Video Scrubbing

May 8, 2025

While watching YouTube video, if you hover over the seek bar you can preview video image of that location. You can see images even at 10 min even though only 30 sec of video has buffered yet. So, if the video has not loaded till 10 min, how is the video player able to display image at that location ? Isn’t it interesting ?
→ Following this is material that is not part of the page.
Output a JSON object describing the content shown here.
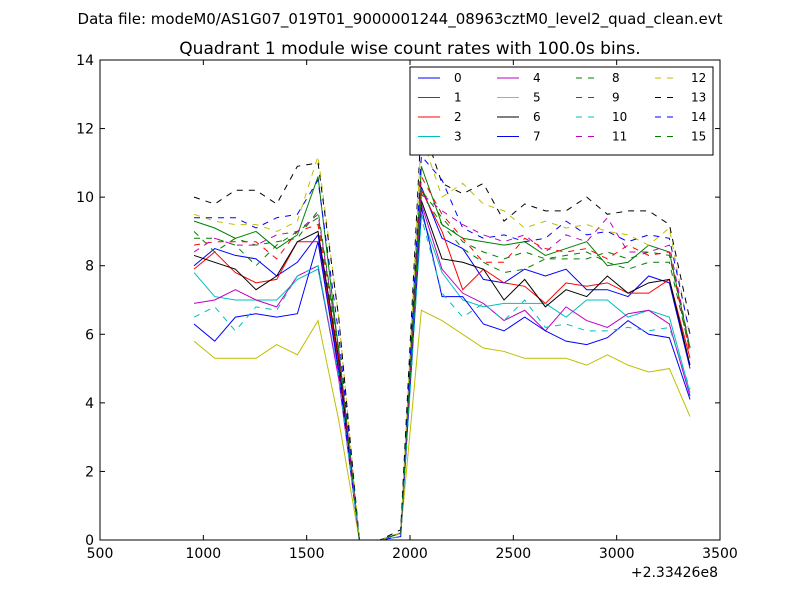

This happens with a feature called video scrubbing. We need to process the uploaded video for video scrubbing. When a video is uploaded (say of 10 min), we can take snapshots at regular intervals (of say 3sec). So, for a 10 min video there will be 10*60/3 = 200 snapshots. We can generate these snapshots using ffmpeg.
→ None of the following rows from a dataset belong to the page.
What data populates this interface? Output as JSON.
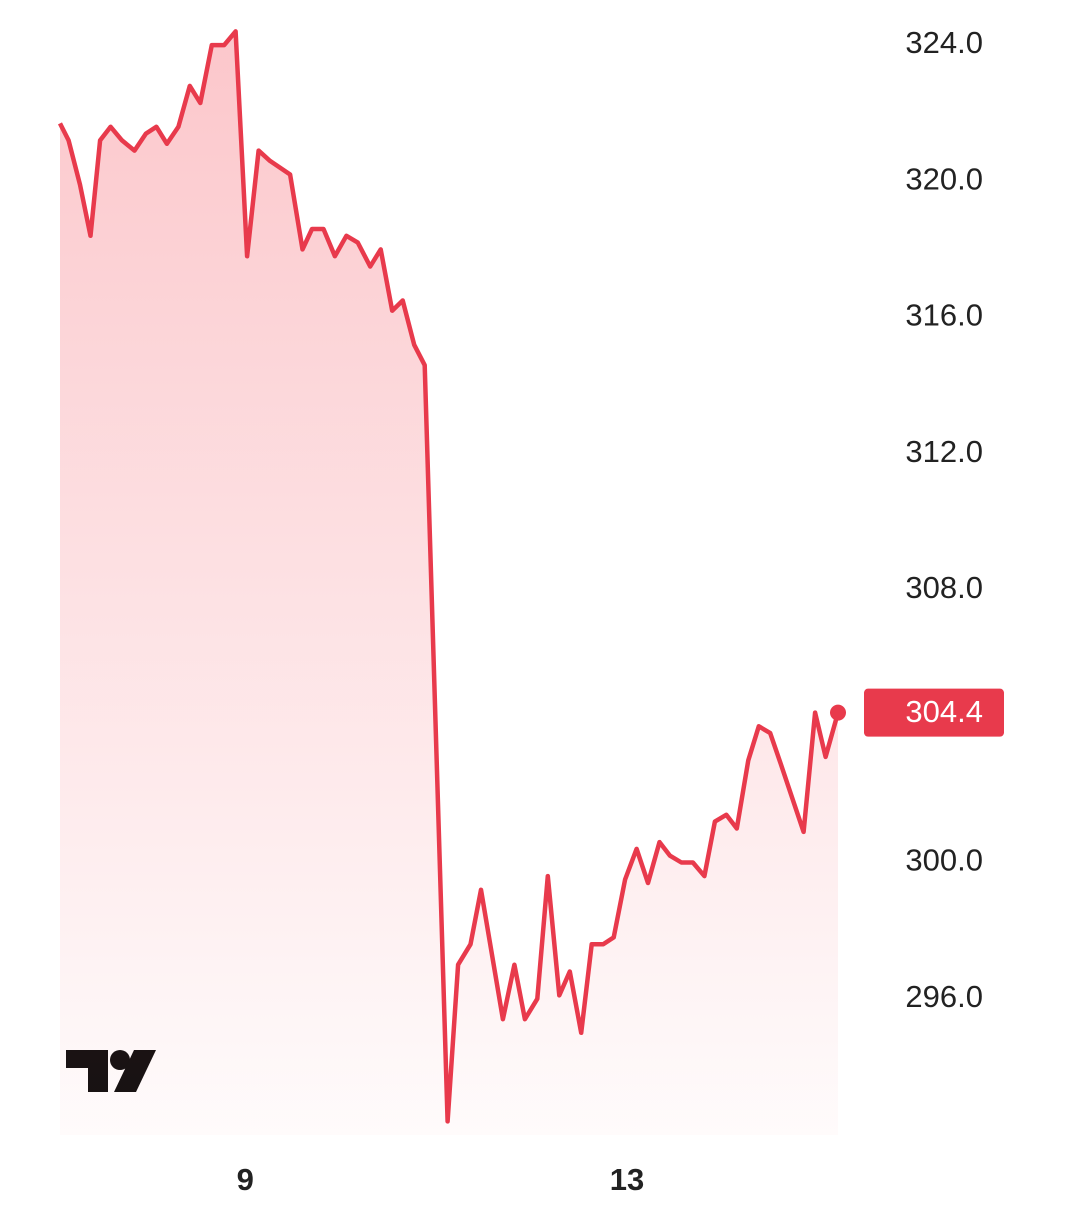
{
  "chart_data": {
    "type": "line",
    "x": [
      7.06,
      7.15,
      7.27,
      7.38,
      7.48,
      7.59,
      7.71,
      7.84,
      7.96,
      8.07,
      8.18,
      8.3,
      8.42,
      8.53,
      8.65,
      8.78,
      8.9,
      9.02,
      9.14,
      9.26,
      9.47,
      9.6,
      9.7,
      9.82,
      9.94,
      10.06,
      10.18,
      10.31,
      10.42,
      10.54,
      10.65,
      10.77,
      10.88,
      11.12,
      11.23,
      11.36,
      11.47,
      11.7,
      11.82,
      11.93,
      12.06,
      12.17,
      12.29,
      12.4,
      12.52,
      12.63,
      12.75,
      12.86,
      12.98,
      13.1,
      13.22,
      13.34,
      13.45,
      13.57,
      13.69,
      13.81,
      13.92,
      14.04,
      14.15,
      14.27,
      14.38,
      14.5,
      14.61,
      14.85,
      14.97,
      15.08,
      15.21
    ],
    "values": [
      321.7,
      321.2,
      319.9,
      318.4,
      321.2,
      321.6,
      321.2,
      320.9,
      321.4,
      321.6,
      321.1,
      321.6,
      322.8,
      322.3,
      324.0,
      324.0,
      324.4,
      317.8,
      320.9,
      320.6,
      320.2,
      318.0,
      318.6,
      318.6,
      317.8,
      318.4,
      318.2,
      317.5,
      318.0,
      316.2,
      316.5,
      315.2,
      314.6,
      292.4,
      297.0,
      297.6,
      299.2,
      295.4,
      297.0,
      295.4,
      296.0,
      299.6,
      296.1,
      296.8,
      295.0,
      297.6,
      297.6,
      297.8,
      299.5,
      300.4,
      299.4,
      300.6,
      300.2,
      300.0,
      300.0,
      299.6,
      301.2,
      301.4,
      301.0,
      303.0,
      304.0,
      303.8,
      302.9,
      300.9,
      304.4,
      303.1,
      304.4
    ],
    "color": "#e83a4c",
    "xlim": [
      7.06,
      15.21
    ],
    "ylim": [
      292,
      325
    ],
    "xticks": [
      9,
      13
    ],
    "yticks": [
      {
        "value": 324,
        "label": "324.0"
      },
      {
        "value": 320,
        "label": "320.0"
      },
      {
        "value": 316,
        "label": "316.0"
      },
      {
        "value": 312,
        "label": "312.0"
      },
      {
        "value": 308,
        "label": "308.0"
      },
      {
        "value": 300,
        "label": "300.0"
      },
      {
        "value": 296,
        "label": "296.0"
      }
    ]
  }
}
ffmpeg -i <input_video_path> -vf fps=1/3,scale=160:90 -q:v 3 <output_dir>/thumb-%04d.jpg

This would generate images of 160:90 size from input video at 3 sec interval with quality of 3 in the output directory. Output thumbnails will follow thumb-0001.jpg like pattern.
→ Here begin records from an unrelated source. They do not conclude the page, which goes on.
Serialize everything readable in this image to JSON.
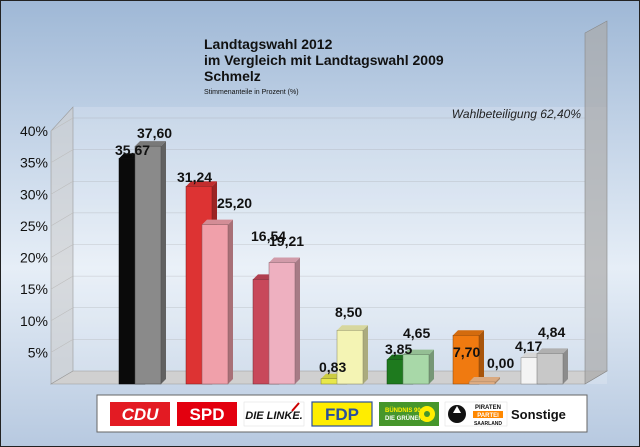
{
  "chart_data": {
    "type": "bar",
    "title": "Landtagswahl 2012",
    "subtitle_1": "im Vergleich mit Landtagswahl 2009",
    "subtitle_2": "Schmelz",
    "subtitle_3": "Stimmenanteile in Prozent (%)",
    "annotation": "Wahlbeteiligung 62,40%",
    "categories": [
      "CDU",
      "SPD",
      "DIE LINKE.",
      "FDP",
      "BÜNDNIS 90 DIE GRÜNEN",
      "PIRATEN PARTEI SAARLAND",
      "Sonstige"
    ],
    "series": [
      {
        "name": "2012",
        "values": [
          35.67,
          31.24,
          16.54,
          0.83,
          3.85,
          7.7,
          4.17
        ],
        "labels": [
          "35,67",
          "31,24",
          "16,54",
          "0,83",
          "3,85",
          "7,70",
          "4,17"
        ]
      },
      {
        "name": "2009",
        "values": [
          37.6,
          25.2,
          19.21,
          8.5,
          4.65,
          0.0,
          4.84
        ],
        "labels": [
          "37,60",
          "25,20",
          "19,21",
          "8,50",
          "4,65",
          "0,00",
          "4,84"
        ]
      }
    ],
    "y_ticks": [
      "5%",
      "10%",
      "15%",
      "20%",
      "25%",
      "30%",
      "35%",
      "40%"
    ],
    "ylim": [
      0,
      40
    ],
    "grid": true,
    "colors_2012": [
      "#0a0a0a",
      "#dd3333",
      "#c8485a",
      "#e8e84a",
      "#1e7a1e",
      "#f07a10",
      "#f4f4f4"
    ],
    "colors_2009": [
      "#8a8a8a",
      "#f0a0aa",
      "#eeb0c0",
      "#f4f4b4",
      "#a8d8a8",
      "#f8c090",
      "#c8c8c8"
    ],
    "logos": [
      "CDU",
      "SPD",
      "DIE LINKE.",
      "FDP",
      "BÜNDNIS 90",
      "DIE GRÜNEN",
      "PIRATEN",
      "PARTEI",
      "SAARLAND"
    ],
    "sonstige_label": "Sonstige"
  }
}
Loading 200 images would result in 200 requests from client. This would be very inefficient. Plus, the size of images is quite small (few kBs). If we can combine these images in some way, then we can reduce the number of requests from 200 to 1.

There is a way. We can create a sprite-sheet from these generated images. Sprite sheet is a sheet of small small images. To identify which image is stored at which location a metadata.json should also be created. With this metadata.json the video player can easily display appropriate image when user hovers over some specific duration of video.

We can use Pillow library to generate sprite-sheet as below:

def create_sprite_sheet(
        thumbnail_paths: List[Path],
        output_path: Path,
        columns: int,
        thumbnail_width: int,
        thumbnail_height: int,
        interval_seconds: int
) -> Tuple[Path, List[Dict]]:
    """
    Create a sprite sheet from individual thumbnails.
    
    Args:
        thumbnail_paths (List[Path]): List of paths to thumbnail images
        output_path (Path): Path to save the sprite sheet
        columns (int): Number of thumbnails per row
        thumbnail_width (int): Width of each thumbnail in pixels
        thumbnail_height (int): Height of each thumbnail in pixels
        interval_seconds (int): Interval between thumbnails in seconds
    
    Returns:
        Tuple[Path, List[Dict]]: Path to the sprite sheet and list of frame metadata
    """
    try:
        from PIL import Image
    except ImportError:
        raise ImportError("Pillow is required to create sprite sheets. Install with 'pip install Pillow'")

    print(f"Creating sprite sheet with {len(thumbnail_paths)} thumbnails")

    # Calculate dimensions
    rows = math.ceil(len(thumbnail_paths) / columns)
    sprite_width = columns * thumbnail_width
    sprite_height = rows * thumbnail_height

    # Create a new image for the sprite sheet
    sprite_sheet = Image.new('RGB', (sprite_width, sprite_height))

    # Prepare metadata for frames
    frames_metadata = []

    # Add each thumbnail to the sprite sheet
    for i, thumb_path in enumerate(thumbnail_paths):
        # Calculate position
        row = i // columns
        col = i % columns
        x = col * thumbnail_width
        y = row * thumbnail_height

        # Open thumbnail and paste into sprite sheet
        with Image.open(thumb_path) as thumb:
            sprite_sheet.paste(thumb, (x, y))

        # Add metadata for this frame
        frames_metadata.append({
            "timestamp": i * interval_seconds,
            "position": {
                "x": x,
                "y": y
            },
            "index": i
        })

    # Save sprite sheet
    sprite_sheet.save(output_path, quality=85, optimize=True)
    print(f"Sprite sheet created at {output_path}")

    return output_path, frames_metadata

Sample sprite sheet image:

The json file looks like:

  "frames": [
    {
      "timestamp": 0,
      "position": {
        "x": 0,
        "y": 0
      },
      "index": 0
    },
    {
      "timestamp": 3,
      "position": {
        "x": 160,
        "y": 0
      },
      "index": 1
    },
    ...
  ]

Once sprite-sheet and json metadata is created video player can use them to display appropriate images on hovering over seek bar. This is how video scrubbing works.